Irrelevant.
The significance of the 1790 law is that it sheds light on what the Founders thought "natural born citizen" meant:
And the children of citizens of the United States that may be born beyond Sea, or out of the limits of the United States, shall be considered as natural born Citizens: Provided, that the right of citizenship shall not descend to persons whose fathers have never been resident in the United States
The superseding 1795 act did not mention the term.

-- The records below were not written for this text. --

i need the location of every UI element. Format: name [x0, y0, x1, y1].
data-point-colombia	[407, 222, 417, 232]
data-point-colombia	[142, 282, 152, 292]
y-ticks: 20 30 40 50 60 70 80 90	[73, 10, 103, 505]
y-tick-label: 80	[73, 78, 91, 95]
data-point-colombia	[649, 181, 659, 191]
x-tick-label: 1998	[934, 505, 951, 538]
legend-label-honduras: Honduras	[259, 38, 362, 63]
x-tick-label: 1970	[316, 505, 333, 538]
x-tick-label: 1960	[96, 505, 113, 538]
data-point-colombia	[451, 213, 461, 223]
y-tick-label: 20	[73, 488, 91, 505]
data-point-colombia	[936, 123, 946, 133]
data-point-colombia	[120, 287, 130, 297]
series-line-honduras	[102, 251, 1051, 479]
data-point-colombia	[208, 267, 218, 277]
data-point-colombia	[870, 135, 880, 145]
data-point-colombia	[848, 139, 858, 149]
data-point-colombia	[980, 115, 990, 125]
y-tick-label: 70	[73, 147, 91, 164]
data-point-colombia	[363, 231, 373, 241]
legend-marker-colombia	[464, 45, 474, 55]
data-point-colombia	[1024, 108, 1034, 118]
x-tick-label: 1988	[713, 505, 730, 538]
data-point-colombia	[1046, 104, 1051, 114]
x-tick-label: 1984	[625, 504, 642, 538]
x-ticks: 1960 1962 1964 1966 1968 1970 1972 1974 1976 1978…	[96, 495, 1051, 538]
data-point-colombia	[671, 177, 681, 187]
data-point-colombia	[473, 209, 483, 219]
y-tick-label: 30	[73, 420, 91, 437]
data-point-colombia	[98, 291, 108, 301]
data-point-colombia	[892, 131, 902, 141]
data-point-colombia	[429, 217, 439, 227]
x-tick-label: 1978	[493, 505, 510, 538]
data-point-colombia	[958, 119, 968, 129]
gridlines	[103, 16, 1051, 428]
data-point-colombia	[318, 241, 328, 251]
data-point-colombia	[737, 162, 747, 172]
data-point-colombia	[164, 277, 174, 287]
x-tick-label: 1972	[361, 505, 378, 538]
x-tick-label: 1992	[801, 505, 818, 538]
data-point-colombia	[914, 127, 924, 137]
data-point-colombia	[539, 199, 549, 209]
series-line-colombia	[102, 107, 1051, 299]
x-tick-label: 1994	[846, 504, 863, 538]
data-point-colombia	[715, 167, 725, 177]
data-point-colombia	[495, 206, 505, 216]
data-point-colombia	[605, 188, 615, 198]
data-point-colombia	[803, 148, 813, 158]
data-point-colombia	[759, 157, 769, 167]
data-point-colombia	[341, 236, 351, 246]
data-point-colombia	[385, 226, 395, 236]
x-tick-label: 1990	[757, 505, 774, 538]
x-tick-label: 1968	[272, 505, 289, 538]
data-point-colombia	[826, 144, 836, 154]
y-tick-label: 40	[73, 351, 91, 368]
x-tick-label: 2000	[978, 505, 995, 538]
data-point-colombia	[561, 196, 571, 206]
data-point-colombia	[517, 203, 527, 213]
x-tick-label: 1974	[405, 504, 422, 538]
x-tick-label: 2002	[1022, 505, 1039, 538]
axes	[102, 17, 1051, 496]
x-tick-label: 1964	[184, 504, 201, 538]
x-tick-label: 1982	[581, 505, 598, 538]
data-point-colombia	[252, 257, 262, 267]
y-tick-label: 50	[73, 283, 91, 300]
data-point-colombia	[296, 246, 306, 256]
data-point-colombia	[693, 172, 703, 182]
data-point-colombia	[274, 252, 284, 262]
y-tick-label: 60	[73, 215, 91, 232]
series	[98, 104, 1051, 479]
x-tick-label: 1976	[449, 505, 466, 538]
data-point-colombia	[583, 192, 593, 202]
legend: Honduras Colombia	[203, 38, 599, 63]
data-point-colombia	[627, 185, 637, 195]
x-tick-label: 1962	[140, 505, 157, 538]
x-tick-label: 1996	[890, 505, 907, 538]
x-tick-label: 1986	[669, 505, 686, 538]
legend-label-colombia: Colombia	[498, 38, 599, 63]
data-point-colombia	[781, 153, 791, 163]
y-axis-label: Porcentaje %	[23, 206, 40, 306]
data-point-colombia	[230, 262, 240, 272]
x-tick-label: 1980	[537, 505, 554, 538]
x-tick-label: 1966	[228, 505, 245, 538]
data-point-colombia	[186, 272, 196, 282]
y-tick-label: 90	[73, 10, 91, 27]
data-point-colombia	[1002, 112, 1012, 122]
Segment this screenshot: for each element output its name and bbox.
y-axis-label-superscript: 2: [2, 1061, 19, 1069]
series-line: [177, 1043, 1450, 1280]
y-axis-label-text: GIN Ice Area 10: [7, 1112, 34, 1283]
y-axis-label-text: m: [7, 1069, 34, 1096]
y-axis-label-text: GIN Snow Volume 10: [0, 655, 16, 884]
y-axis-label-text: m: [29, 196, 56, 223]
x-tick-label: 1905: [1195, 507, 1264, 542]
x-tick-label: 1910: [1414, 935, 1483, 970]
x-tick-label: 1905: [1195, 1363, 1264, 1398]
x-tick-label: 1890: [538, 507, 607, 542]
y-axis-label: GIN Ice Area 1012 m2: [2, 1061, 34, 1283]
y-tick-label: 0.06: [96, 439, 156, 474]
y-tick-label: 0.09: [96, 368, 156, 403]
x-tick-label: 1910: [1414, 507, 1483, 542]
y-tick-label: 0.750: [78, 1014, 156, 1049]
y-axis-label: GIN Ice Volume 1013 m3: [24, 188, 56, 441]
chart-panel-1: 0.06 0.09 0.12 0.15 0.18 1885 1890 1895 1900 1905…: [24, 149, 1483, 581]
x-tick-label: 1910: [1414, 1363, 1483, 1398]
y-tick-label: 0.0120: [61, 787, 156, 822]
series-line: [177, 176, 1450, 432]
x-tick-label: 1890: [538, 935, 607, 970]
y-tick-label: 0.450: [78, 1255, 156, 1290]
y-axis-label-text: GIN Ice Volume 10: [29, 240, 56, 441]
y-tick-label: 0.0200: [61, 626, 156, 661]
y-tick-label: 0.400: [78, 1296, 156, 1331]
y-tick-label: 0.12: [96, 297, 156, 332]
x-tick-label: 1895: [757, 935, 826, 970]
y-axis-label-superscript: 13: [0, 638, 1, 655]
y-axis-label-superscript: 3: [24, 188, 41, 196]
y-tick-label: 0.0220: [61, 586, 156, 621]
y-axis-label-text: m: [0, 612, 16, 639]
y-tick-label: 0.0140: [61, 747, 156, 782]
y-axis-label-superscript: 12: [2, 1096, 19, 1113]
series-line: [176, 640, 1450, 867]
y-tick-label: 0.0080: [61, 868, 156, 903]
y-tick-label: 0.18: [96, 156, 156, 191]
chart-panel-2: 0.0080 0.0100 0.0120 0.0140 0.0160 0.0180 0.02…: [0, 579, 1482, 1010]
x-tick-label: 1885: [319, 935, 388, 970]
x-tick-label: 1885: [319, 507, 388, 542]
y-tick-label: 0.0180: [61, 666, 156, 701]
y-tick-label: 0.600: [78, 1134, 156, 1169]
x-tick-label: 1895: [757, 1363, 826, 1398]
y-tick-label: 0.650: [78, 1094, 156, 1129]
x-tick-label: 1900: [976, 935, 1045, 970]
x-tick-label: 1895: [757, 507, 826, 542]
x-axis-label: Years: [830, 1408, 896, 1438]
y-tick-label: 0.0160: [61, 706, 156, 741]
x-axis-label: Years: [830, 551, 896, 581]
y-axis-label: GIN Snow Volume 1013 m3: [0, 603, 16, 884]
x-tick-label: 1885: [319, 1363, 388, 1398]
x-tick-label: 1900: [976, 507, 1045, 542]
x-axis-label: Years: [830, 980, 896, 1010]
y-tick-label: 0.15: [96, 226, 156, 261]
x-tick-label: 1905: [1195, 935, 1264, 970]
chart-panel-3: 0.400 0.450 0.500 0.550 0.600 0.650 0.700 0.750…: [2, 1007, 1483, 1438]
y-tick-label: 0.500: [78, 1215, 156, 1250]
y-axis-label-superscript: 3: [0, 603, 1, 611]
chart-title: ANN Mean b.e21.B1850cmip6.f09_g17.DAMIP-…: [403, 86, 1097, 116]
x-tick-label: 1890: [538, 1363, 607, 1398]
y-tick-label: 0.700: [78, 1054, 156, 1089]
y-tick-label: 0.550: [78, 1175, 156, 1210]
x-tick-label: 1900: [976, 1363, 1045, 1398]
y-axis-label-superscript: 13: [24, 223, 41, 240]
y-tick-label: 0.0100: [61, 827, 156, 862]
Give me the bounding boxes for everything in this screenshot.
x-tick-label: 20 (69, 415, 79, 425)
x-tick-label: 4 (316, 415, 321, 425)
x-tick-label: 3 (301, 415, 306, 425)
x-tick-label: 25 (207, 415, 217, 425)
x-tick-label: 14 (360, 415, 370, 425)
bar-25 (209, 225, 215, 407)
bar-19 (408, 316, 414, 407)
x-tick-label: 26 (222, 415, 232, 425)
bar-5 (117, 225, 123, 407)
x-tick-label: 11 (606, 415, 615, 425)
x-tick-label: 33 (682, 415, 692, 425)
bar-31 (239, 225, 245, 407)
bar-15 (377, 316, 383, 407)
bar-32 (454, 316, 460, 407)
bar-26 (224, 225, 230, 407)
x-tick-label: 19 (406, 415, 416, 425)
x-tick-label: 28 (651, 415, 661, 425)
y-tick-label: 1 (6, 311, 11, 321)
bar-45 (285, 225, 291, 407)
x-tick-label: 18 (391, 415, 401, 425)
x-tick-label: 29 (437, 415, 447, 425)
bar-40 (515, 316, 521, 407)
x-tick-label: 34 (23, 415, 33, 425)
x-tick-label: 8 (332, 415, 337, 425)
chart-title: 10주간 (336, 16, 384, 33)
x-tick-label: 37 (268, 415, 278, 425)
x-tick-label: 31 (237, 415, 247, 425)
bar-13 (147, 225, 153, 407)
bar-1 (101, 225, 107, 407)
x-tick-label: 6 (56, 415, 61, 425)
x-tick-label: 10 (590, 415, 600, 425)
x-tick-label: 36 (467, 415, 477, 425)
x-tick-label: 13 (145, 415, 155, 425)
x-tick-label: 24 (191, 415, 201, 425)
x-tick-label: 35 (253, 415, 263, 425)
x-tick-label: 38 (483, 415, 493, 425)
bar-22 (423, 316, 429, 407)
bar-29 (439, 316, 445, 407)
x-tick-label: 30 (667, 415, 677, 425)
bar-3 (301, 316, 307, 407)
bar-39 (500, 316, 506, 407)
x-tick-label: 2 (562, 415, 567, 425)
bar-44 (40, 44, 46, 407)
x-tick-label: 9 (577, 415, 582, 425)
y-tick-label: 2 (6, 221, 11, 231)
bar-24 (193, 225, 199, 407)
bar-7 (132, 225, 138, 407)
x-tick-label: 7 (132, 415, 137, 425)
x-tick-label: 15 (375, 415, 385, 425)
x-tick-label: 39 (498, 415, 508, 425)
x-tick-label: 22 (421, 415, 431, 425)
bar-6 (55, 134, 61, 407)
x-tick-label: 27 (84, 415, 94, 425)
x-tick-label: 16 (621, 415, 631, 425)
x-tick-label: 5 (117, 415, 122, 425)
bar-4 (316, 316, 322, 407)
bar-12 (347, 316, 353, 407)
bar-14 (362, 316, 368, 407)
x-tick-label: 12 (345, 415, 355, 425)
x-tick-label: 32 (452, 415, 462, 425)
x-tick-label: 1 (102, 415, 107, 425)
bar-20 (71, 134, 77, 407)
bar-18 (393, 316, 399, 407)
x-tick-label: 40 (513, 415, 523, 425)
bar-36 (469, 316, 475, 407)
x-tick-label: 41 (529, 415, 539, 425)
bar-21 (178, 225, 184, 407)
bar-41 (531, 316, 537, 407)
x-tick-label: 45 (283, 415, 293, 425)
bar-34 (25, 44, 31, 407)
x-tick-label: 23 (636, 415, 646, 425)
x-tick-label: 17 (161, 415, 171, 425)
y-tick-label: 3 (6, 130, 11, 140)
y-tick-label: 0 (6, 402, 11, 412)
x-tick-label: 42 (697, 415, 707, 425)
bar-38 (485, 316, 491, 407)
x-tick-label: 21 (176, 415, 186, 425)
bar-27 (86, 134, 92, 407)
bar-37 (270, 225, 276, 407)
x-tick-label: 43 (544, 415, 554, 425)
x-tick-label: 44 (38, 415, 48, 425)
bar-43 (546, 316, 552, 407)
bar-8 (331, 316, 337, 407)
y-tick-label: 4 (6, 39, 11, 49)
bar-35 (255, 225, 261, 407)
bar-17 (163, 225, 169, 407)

From a 2011 report prepared by the Congressional Research Service:
The weight of legal and historical authority indicates that the term natural born citizen would mean a person who is entitled to U.S. citizenship by birth or at birth, either by being born in the United States and under its jurisdiction, even those born to alien parents; by being born abroad to U.S. citizen-parents; or by being born in other situations meeting legal requirements for U.S. citizenship at birth. Such term, however, would not include a person who was not a U.S. citizen by birth or at birth, and who was thus born an alien required to go through the legal process of naturalization to become a U.S. citizen.
So, it's obvious: Cruz, Rubio, Jindal, Haley, and, yes, the (two-time) Won are all covered.
Never the less.......it was repealed. The 1790 language also stated ‘being a free white person’ were only considered natural born Citizens. I guess that is still applies too, right?